Well, this is the first post from 2020 from United Kingdom Loans finance news, and it has been an interesting year so far about finances! We have a non-stop news agenda around the political climate within the United Kingdom regarding leaving the European Union. But will leaving the European Union have any impact on the average United Kingdom resident’s finances? Here are United Kingdom Loans we strongly believe that the United Kingdom will not be negatively impacted by leaving the European Union, particularly when considering finances, and indeed, it could even be argued that the finances could potentially improve for the average British resident. So how is it possible to protect your online finances during what may be an interesting and bumpy period? One of the most stable investment areas in the UK continues to be bricks and mortar.
Interest Rates and Financial Stability
Although many commentators with expertise within the finance sector have commented and indeed predicted over many years that the housing industry will collapse, this is yet to happen. The only significant negative impact the financial sector could have on housing would be an increase in interest rates. Now although this would clearly have a devastating impact on those who are unable to have a fixed-rate mortgage over lengthy periods of time, this could potentially have an impact on the financial stability of the United Kingdom. There are, however, no warnings from the UK government about any potential rise in interest rates, and therefore here at United Kingdom Loans, we continue to believe that it is safe to invest.

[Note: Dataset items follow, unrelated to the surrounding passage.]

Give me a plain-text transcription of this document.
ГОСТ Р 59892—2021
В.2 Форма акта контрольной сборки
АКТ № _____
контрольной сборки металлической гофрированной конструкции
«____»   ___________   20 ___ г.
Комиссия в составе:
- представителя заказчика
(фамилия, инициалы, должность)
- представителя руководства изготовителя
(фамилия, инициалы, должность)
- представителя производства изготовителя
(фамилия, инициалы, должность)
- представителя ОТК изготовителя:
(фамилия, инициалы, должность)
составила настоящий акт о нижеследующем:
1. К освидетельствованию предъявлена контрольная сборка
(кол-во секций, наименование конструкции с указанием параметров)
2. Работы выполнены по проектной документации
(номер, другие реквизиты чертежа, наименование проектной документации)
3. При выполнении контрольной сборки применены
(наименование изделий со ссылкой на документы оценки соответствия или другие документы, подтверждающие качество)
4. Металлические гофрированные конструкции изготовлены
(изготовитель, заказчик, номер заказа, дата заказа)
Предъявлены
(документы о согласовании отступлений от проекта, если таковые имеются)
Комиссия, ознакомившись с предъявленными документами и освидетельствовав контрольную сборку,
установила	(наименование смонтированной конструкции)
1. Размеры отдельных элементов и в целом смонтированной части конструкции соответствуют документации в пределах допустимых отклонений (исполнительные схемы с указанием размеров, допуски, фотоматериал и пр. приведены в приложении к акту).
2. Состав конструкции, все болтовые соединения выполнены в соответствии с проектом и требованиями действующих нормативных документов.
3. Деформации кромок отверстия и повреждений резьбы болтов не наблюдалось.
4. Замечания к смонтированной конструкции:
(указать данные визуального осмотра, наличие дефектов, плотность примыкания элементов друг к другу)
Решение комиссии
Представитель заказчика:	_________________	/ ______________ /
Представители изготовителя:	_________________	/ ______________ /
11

If the interest rates were to rise, then unless you are on a fixed-rate mortgage, then you may have to incur additional monthly costs, and this must always be factored into any household budget. Believe it or not, some people within the United Kingdom have savings and/or retirement funds sitting around, not really working for them. Many people are hoping for interest rates to rise, and therefore, the chunk of savings they have can potentially increase in value over a protracted period. We do not, however, think this is going to happen any time soon, and for those people who are sitting on large retirement pots gathering a tiny amount of interest, your money could potentially be elsewhere in more efficient investment opportunities. In terms of the United Kingdom’s business model moving deeper into 2020, we will continue to introduce customers to quick loans irrespective of any financial unrest that may be instigated through our divorce from the European Union.
What Next?
Although we now post Brexit, there really isn’t much to report on the direct impact on the UK financial sector from leaving the European Union. With regard to finances and the average household budget, nothing much has changed. That isn’t to say that there will not be a rocky road ahead, and the chances are financing will be impacted at some point or another, either for the positive or the negative. We suggest people sit tight on any investments that they have and don’t make any risky decisions until the political climate has stabilised and we fully understand the ramifications are for leaving the European Union.